HD decided to cut an embryo in half when it was at the 2-cell or 4-cell stage. Instead of each half developing into half of a larva, each half developed into a smaller larva. He was mystified by that, and he decided that organisms have some "entelechy" or goal-seeking tendency, a vital force under some other name.

We have not been nearly as successful with embryonic development as we have with metabolism and heredity, but we have learned enough to make HD's entelechy a superfluous hypothesis. That is from an improved understanding of cell fate, what a cell's descendants will become. At first, cells are "totipotent", able to develop into anything, but with continuing embryonic development, cells' fates become more and more restricted. Some cells continue to have a relative broad fate; those cells are stem cells.
 
 Vitalism is a very old idea, and it seems like common sense. Among notable vitalists were the Greco-Roman atomists, who believed that living things are made alive by soul atoms. Another one was Aristoteles of Stagira, better known as Aristotle. He identified three kinds of soul or vital force: the vegetable soul, which does growth and reproduction, the animal soul, which does motion and sensing, and the rational soul, which does reasoning.
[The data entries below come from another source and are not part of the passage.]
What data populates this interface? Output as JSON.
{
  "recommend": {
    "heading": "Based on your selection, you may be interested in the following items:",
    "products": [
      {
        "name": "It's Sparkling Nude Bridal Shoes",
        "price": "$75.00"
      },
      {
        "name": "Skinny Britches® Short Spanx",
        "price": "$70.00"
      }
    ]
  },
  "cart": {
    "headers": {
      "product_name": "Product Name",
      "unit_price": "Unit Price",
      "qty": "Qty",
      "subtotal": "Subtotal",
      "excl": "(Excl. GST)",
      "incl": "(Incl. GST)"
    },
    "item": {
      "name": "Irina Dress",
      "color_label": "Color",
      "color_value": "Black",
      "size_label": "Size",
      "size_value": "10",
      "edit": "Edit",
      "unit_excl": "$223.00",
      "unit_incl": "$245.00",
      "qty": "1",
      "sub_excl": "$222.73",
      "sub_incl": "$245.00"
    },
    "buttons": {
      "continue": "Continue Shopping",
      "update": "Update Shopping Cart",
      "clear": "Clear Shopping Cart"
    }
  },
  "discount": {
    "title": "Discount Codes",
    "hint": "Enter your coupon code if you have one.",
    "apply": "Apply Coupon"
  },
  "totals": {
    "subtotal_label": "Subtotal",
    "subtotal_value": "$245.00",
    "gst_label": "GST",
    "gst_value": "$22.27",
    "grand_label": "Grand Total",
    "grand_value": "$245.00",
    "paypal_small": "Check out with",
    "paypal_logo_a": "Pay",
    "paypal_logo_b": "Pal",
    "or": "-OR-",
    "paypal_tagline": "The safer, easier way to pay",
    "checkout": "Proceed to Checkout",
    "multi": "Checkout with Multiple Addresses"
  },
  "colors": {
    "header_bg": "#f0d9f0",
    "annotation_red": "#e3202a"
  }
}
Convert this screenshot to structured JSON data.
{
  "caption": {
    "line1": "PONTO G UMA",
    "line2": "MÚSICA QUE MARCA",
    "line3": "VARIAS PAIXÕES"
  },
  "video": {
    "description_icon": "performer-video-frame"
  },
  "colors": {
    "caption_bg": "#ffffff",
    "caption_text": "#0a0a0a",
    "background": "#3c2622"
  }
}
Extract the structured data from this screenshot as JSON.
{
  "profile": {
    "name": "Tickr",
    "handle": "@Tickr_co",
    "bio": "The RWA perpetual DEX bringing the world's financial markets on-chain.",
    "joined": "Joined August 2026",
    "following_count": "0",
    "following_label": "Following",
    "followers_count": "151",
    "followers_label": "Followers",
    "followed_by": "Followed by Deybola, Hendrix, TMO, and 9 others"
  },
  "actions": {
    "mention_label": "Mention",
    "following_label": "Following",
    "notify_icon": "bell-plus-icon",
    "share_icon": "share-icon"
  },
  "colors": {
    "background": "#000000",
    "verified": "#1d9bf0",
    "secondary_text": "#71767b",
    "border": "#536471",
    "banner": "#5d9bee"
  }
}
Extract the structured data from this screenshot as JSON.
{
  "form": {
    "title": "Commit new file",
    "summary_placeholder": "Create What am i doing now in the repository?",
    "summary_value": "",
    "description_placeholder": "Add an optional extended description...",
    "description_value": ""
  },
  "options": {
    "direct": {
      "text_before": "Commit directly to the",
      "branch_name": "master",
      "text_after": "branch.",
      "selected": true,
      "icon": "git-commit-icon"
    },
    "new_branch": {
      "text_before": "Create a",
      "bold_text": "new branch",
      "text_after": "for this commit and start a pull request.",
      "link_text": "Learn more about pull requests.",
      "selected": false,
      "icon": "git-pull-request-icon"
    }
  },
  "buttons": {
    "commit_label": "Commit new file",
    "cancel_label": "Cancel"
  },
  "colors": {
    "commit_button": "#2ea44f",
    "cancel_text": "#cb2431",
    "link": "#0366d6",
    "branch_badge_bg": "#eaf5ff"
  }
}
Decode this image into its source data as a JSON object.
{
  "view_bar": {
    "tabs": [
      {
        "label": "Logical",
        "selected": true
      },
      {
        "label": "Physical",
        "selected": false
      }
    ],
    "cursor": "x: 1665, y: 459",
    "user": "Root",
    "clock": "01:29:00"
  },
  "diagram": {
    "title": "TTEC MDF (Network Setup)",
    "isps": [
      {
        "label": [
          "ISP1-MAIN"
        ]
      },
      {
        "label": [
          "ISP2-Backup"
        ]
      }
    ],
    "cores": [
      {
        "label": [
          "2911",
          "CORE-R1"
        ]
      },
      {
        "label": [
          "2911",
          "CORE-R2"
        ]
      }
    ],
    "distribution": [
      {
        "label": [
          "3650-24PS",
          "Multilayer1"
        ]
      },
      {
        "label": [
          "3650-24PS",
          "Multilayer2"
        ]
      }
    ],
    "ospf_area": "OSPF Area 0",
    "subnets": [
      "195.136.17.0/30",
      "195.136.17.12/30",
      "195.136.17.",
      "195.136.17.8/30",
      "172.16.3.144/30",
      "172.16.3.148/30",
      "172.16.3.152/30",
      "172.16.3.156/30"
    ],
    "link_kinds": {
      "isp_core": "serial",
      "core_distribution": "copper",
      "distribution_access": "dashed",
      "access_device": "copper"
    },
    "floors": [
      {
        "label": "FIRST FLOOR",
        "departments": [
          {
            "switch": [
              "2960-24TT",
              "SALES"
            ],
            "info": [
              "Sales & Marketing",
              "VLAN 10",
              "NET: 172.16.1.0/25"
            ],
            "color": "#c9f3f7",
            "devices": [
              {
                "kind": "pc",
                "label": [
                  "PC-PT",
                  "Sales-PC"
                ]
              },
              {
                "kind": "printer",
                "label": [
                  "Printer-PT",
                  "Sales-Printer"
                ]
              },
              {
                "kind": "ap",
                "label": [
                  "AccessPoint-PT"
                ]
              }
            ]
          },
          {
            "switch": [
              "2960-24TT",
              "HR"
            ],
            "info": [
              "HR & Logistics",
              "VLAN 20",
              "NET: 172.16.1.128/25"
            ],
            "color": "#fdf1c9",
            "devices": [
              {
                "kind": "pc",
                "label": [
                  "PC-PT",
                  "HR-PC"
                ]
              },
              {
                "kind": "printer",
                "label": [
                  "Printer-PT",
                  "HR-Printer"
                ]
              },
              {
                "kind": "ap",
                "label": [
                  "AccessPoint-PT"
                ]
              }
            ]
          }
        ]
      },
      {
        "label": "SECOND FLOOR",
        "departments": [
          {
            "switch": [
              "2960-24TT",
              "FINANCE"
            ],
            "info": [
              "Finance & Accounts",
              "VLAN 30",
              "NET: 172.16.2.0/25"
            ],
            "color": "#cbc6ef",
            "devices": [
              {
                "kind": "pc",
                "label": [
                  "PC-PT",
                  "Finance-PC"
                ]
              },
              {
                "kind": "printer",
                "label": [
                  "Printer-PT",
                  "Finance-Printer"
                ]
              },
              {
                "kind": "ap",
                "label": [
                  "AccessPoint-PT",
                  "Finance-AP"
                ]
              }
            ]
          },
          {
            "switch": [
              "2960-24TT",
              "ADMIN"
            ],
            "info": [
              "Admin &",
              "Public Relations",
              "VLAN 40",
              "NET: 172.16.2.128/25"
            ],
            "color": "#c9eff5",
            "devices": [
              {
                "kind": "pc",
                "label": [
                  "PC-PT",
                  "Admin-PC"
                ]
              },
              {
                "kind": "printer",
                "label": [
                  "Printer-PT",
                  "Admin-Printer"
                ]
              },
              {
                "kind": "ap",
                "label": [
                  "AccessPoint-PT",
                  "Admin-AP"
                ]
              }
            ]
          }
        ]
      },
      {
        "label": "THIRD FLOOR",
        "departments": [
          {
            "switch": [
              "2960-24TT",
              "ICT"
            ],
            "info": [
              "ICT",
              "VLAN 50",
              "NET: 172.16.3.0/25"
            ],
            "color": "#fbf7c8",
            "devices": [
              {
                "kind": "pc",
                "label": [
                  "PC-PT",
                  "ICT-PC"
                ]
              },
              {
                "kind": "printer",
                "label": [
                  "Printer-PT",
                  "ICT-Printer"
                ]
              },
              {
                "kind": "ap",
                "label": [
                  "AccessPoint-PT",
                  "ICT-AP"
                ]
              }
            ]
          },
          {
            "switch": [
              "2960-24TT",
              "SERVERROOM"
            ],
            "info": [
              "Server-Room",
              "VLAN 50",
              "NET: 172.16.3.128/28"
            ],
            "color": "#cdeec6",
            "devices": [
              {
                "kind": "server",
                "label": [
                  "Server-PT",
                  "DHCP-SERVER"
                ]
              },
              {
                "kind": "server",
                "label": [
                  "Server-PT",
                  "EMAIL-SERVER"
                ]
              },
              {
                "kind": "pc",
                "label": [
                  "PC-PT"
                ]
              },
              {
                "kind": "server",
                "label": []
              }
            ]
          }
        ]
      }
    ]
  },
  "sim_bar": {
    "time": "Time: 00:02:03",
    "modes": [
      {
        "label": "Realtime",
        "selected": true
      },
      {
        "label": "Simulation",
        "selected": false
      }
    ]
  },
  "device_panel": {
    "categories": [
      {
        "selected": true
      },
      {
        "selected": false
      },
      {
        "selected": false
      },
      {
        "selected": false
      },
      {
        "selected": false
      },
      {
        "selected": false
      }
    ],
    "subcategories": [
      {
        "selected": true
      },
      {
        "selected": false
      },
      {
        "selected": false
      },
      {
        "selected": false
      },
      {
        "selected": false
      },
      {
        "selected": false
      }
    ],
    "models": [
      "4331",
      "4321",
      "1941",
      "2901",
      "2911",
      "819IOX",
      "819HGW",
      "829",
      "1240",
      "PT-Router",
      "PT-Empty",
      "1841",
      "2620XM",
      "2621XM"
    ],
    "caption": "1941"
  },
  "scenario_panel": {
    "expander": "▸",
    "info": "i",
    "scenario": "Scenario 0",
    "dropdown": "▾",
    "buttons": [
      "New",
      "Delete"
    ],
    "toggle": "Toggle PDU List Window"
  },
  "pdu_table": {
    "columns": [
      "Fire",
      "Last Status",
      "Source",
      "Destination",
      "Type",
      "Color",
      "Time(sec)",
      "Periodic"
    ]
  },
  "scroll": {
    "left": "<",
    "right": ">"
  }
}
It died a slow death over the 19th and early 20th centuries, and in the later part of that time, it may have seemed like a hypothesis of a "vital force of the gaps". In 1910, Jacques Loeb published The mechanistic conception of life : biological essays : Loeb, Jacques, 1859-1924 : Free Download, Borrow, and Streaming : Internet Archive and on book pages 5 - 6, he issued this challenge:

"... we must either succeed in producing living matter artificially, or we must find the reasons why this is impossible."

Where we are at now:
KEGG PATHWAY Database
  1. Metabolism - Global/overview, Carbohydrate, Energy, Lipid, Nucleotide, Amino acid, Other amino, Glycan, Cofactor/vitamin, Terpenoid/PK, Other secondary metabolite, Xenobiotics, Chemical structure
  2. Genetic Information Processing
  3. Environmental Information Processing
  4. Cellular Processes
  5. Organismal Systems
  6. Human Diseases
  7. Drug Development
 
Dimethyl sulfide arises on Earth only via life or human industry, but might there be non-living mechanisms due to special circumstances on another planet?
Wikipedia said:
Industrial processes

In industry dimethyl sulfide is produced by treating hydrogen sulfide with excess methanol over an aluminium oxide catalyst:[19]

2 CH3OH + H2S → (CH3)2S + 2 H2O

Dimethyl sulfide is emitted by kraft pulping mills as a side product from delignification.

What "bio-signature" chemicals present on Earth have sufficient concentration to be as detectable as that (CH3)2S on the alien world? IIUC O2 suggests life because of its reactivity (i.e. impermanence).

(Disclaimer: My knowledge of chemistry is about zero; I'm probably embarrassing myself.)